Page MenuHomePhabricator

API action=query&prop=revisions doesn't return diff in xml
Closed, ResolvedPublic

Description

When I execute this api:

:action=query&prop=revisions&format=json&rvprop=content&rvlimit=1&rvtoken=rollback&rvdiffto=prev&titles=User%3APetrb

it return content and diff

but if I execute xml:

:action=query&prop=revisions&format=xml&rvprop=content&rvlimit=1&rvtoken=rollback&rvdiffto=prev&titles=User%3APetrb

I only get a content of page.

This makes it necessary to execute 2 different queries in order to get same thing in xml which you can have from any other format


Version: unspecified
Severity: major

Event Timeline

bzimport raised the priority of this task from to High.Nov 22 2014, 2:37 AM
bzimport set Reference to bz55371.
bzimport added a subscriber: Unknown Object (MLST).

this was tested on english wiki

Yet another bug with the XML format. Basically, it can't handle having both a "text content" (i.e. an item with key '*', from ApiResult::setContent()) and non-scalar sub-items at the same time. There's supposed to be an error thrown in this situation, but the test at ApiFormatXml.php line 166 is broken so it won't actually get thrown except in certain limited cases.

I can see three possible solutions here:

  1. Use a key such as 'content' instead of '*'. But that would break BC for all clients, even those not trying to use diff and content at the same time, so I don't much like that idea.
  2. Have the XML formatter shove '*' into a particular named subelement when other subelements are needed. Whether this subelement's name should be hardcoded or if we should allow/require something like setIndexedTagName() I'm not sure.
  3. WONTFIX it.

I don't like #1 because it would break BC for all clients, even those not trying to use diff and content at the same time. #2 feels like a hack, but it's the better option if we don't want to WONTFIX this.

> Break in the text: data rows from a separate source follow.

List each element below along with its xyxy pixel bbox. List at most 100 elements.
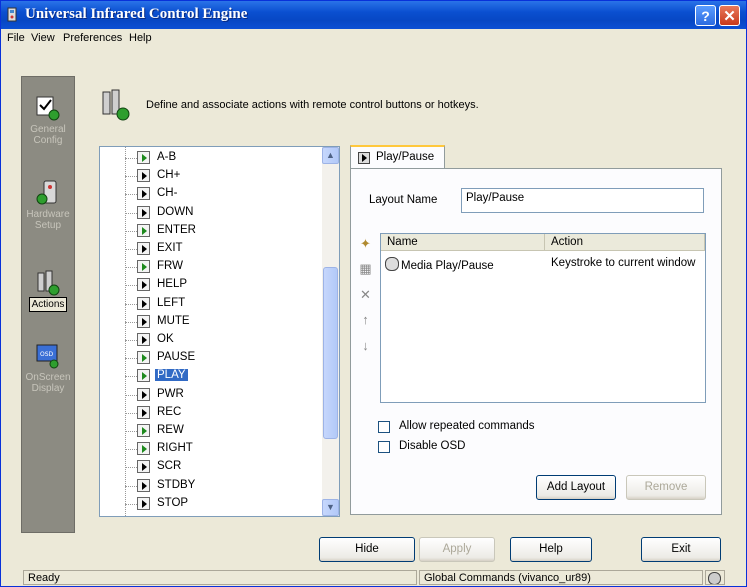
tree-item-label: PLAY xyxy=(155,369,188,382)
tree-branch-line xyxy=(125,249,137,250)
tree-scrollbar[interactable]: ▲ ▼ xyxy=(322,147,339,516)
tree-branch-line xyxy=(125,285,137,287)
hide-button[interactable]: Hide xyxy=(319,537,415,562)
button-node-icon xyxy=(137,387,150,401)
button-tree[interactable]: A-B CH+ CH- DOWN ENTER EXIT FRW HELP LEFT MUTE OK P… xyxy=(99,146,340,517)
button-node-icon xyxy=(137,278,150,292)
action-type: Keystroke to current window xyxy=(551,257,696,269)
tree-item[interactable]: CH- xyxy=(100,185,320,203)
menu-view[interactable]: View xyxy=(31,32,55,44)
tree-item[interactable]: ENTER xyxy=(100,222,320,240)
tree-item[interactable]: EXIT xyxy=(100,240,320,258)
sidebar-item-hardware-setup[interactable]: Hardware Setup xyxy=(22,179,74,231)
add-layout-button[interactable]: Add Layout xyxy=(536,475,616,500)
allow-repeated-label: Allow repeated commands xyxy=(399,420,535,432)
button-node-icon xyxy=(137,442,150,456)
menu-help[interactable]: Help xyxy=(129,32,152,44)
button-node-icon xyxy=(137,369,150,383)
allow-repeated-checkbox[interactable] xyxy=(378,421,390,433)
sidebar-label-actions: Actions xyxy=(28,297,68,312)
tree-item-label: STOP xyxy=(157,496,189,509)
app-icon xyxy=(7,7,17,22)
edit-action-icon[interactable]: ▦ xyxy=(358,261,373,276)
tree-item-label: A-B xyxy=(157,151,177,163)
tree-item-label: PAUSE xyxy=(157,351,196,364)
exit-button[interactable]: Exit xyxy=(641,537,721,562)
tree-item[interactable]: SCR xyxy=(100,458,320,476)
tree-item-label: CH+ xyxy=(157,169,181,182)
remove-button[interactable]: Remove xyxy=(626,475,706,500)
layout-name-input[interactable]: Play/Pause xyxy=(461,188,704,213)
header-description: Define and associate actions with remote… xyxy=(146,99,479,111)
sidebar-item-onscreen-display[interactable]: OSD OnScreen Display xyxy=(22,342,74,394)
scroll-down-button[interactable]: ▼ xyxy=(322,499,339,516)
tree-item[interactable]: CH+ xyxy=(100,167,320,185)
tree-item-label: REW xyxy=(157,424,184,436)
button-node-icon xyxy=(137,169,150,183)
tree-item-label: REC xyxy=(157,405,182,418)
title-bar[interactable]: Universal Infrared Control Engine ? ✕ xyxy=(1,1,746,29)
layout-name-label: Layout Name xyxy=(369,194,438,206)
status-profile: Global Commands (vivanco_ur89) xyxy=(419,570,703,585)
general-config-icon xyxy=(36,96,60,121)
tree-branch-line xyxy=(125,321,137,323)
tree-item[interactable]: LEFT xyxy=(100,295,320,313)
delete-action-icon[interactable]: ✕ xyxy=(358,287,373,302)
help-button[interactable]: Help xyxy=(510,537,592,562)
list-row-name[interactable]: Media Play/Pause xyxy=(385,257,494,272)
menu-preferences[interactable]: Preferences xyxy=(63,32,122,44)
action-list[interactable]: Name Action Media Play/Pause Keystroke t… xyxy=(380,233,706,403)
tree-item[interactable]: PWR xyxy=(100,386,320,404)
move-up-icon[interactable]: ↑ xyxy=(358,312,373,327)
new-action-icon[interactable]: ✦ xyxy=(358,236,373,251)
menu-bar: File View Preferences Help xyxy=(1,29,746,48)
scroll-thumb[interactable] xyxy=(323,267,338,439)
tree-item[interactable]: DOWN xyxy=(100,204,320,222)
tree-item-label: ENTER xyxy=(157,223,196,236)
tree-item-label: HELP xyxy=(157,278,188,291)
sidebar: General Config Hardware Setup Actions OS… xyxy=(21,76,75,533)
move-down-icon[interactable]: ↓ xyxy=(358,338,373,353)
tree-item[interactable]: REW xyxy=(100,422,320,440)
button-node-icon xyxy=(137,405,150,419)
tree-item[interactable]: REC xyxy=(100,404,320,422)
tree-item[interactable]: MUTE xyxy=(100,313,320,331)
close-button[interactable]: ✕ xyxy=(719,5,740,26)
button-node-icon xyxy=(137,333,150,346)
tree-item[interactable]: A-B xyxy=(100,149,320,167)
button-node-icon xyxy=(137,351,150,365)
button-node-icon xyxy=(137,242,150,255)
tray-icon xyxy=(705,570,725,585)
tree-item[interactable]: STOP xyxy=(100,495,320,513)
tree-item[interactable]: PLAY xyxy=(100,367,320,385)
button-node-icon xyxy=(137,260,150,274)
onscreen-display-icon: OSD xyxy=(36,344,59,369)
tree-item[interactable]: PAUSE xyxy=(100,349,320,367)
sidebar-item-actions[interactable]: Actions xyxy=(22,269,74,312)
help-title-button[interactable]: ? xyxy=(695,5,716,26)
menu-file[interactable]: File xyxy=(7,32,25,44)
sidebar-label-general-config: General Config xyxy=(30,124,66,146)
button-node-icon xyxy=(137,223,150,237)
tree-item-label: MUTE xyxy=(157,314,190,327)
column-header-name[interactable]: Name xyxy=(381,234,545,251)
tree-branch-line xyxy=(125,431,137,432)
actions-header-icon xyxy=(102,89,130,121)
tree-item-label: OK xyxy=(157,333,174,345)
tree-item[interactable]: STDBY xyxy=(100,477,320,495)
scroll-up-button[interactable]: ▲ xyxy=(322,147,339,164)
tree-item-label: PWR xyxy=(157,387,184,400)
tree-item[interactable]: RIGHT xyxy=(100,440,320,458)
tree-branch-line xyxy=(125,394,137,396)
disable-osd-checkbox[interactable] xyxy=(378,441,390,453)
tree-branch-line xyxy=(125,303,137,305)
sidebar-item-general-config[interactable]: General Config xyxy=(22,94,74,146)
apply-button[interactable]: Apply xyxy=(419,537,495,562)
tab-play-pause[interactable]: Play/Pause xyxy=(350,145,445,169)
tree-item[interactable]: HELP xyxy=(100,276,320,294)
tree-item[interactable]: OK xyxy=(100,331,320,349)
button-node-icon xyxy=(137,205,150,219)
tree-item[interactable]: FRW xyxy=(100,258,320,276)
tree-branch-line xyxy=(125,467,137,469)
column-header-action[interactable]: Action xyxy=(545,234,705,251)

FYI: I don't see any other situation in core that would be affected by this.

As for WMF-deployed extensions, CodeReview's list=coderevisions has the issue if 'message' is requested along with 'tags', 'followups', or 'followedup'. I don't see any other extensions that look like they'd be affected.

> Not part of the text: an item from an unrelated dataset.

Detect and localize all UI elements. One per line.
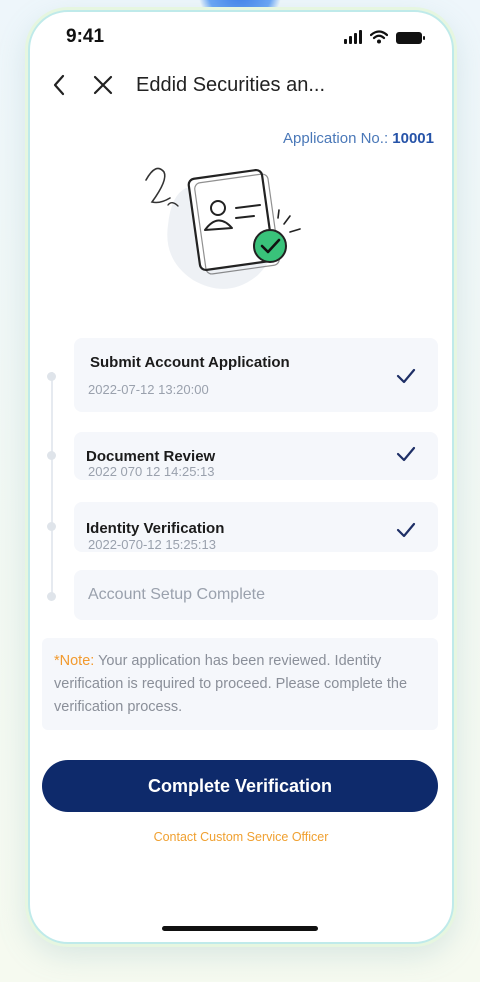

I don't really see what is so hard on fixing this, you can easily combine

<rev ...>content</rev>

and

<diff>content of diff</diff>

what's the problem?

what's the point of whole star thingie? Why not just name every property with some solid name instead of some weird characters? It wouldn't look so hackish but it would surely work just as fine...

(In reply to comment #4)

I don't really see what is so hard on fixing this, you can easily combine

<rev ...>content</rev>

and

<diff>content of diff</diff>

what's the problem?

How do you combine <rev>text...</rev> and <rev><diff>...</diff></rev>? <rev>text...<diff>...</diff></rev> or <rev><diff>...</diff>text...</rev> makes no sense in XML.

My option 1 is changing it to <rev content="text..."/>, so you could combine them easily as <rev content="text..."><diff>...</diff></rev>. My option 2 is doing basically the same (or <rev><something>text...</something><diff>...</diff></rev>) only when the XML formatter runs into this situation.

(In reply to comment #5)

what's the point of whole star thingie? Why not just name every property with
some solid name instead of some weird characters? It wouldn't look so hackish
but it would surely work just as fine...

The "star thingie" is how you get <rev>text...</rev> instead of <rev content="text..."/> in the XML format. And while it would probably have been a good idea to avoid it back in 2006, changing it now would break huge numbers of existing clients which is not something we'd like to do.

But you could still make some other way how to ask for a result which would look like this, so that it wouldn't break any tools that expect the current format.

In fact, even if it did

<rev>text</rev>

in case you don't ask for a diff

and

<rev content="text">

<diff>...</diff>

</rev>

in case you do ask for a diff

it would still hardly break anything, since as you said, the later should have thrown exception (which it doesn't because of some bug as you said: "There's supposed to be an error thrown
in this situation, but the test at ApiFormatXml.php line 166 is broken so it
won't actually get thrown except in certain limited cases.")

so if it produced a different kind of output instead of exception, how could it break anything?

  • Bug 66054 has been marked as a duplicate of this bug. ***

As indicated on https://www.mediawiki.org/wiki/API:Main_page#The_format there are plans to remove all output formats except for JSON, should this Bug be moved to a WON'T FIX status?

Is the statement about moving to JSON only output formats incorrect, or just far in the future?

Far in the future, if we ever get to it. But killing formats other than json, xml, and php is in progress now.

Change 182858 had a related patch set uploaded (by Anomie):
API: Overhaul ApiResult, make format=xml not throw, and add json formatversion

https://gerrit.wikimedia.org/r/182858

Patch-For-Review

Anomie set Security to None.

Change 182858 merged by jenkins-bot:
API: Overhaul ApiResult, make format=xml not throw, and add json formatversion

https://gerrit.wikimedia.org/r/182858

Change 205707 had a related patch set uploaded (by Legoktm):
API: Overhaul ApiResult, make format=xml not throw, and add json formatversion

https://gerrit.wikimedia.org/r/205707

Change 205707 merged by jenkins-bot:
API: Overhaul ApiResult, make format=xml not throw, and add json formatversion

https://gerrit.wikimedia.org/r/205707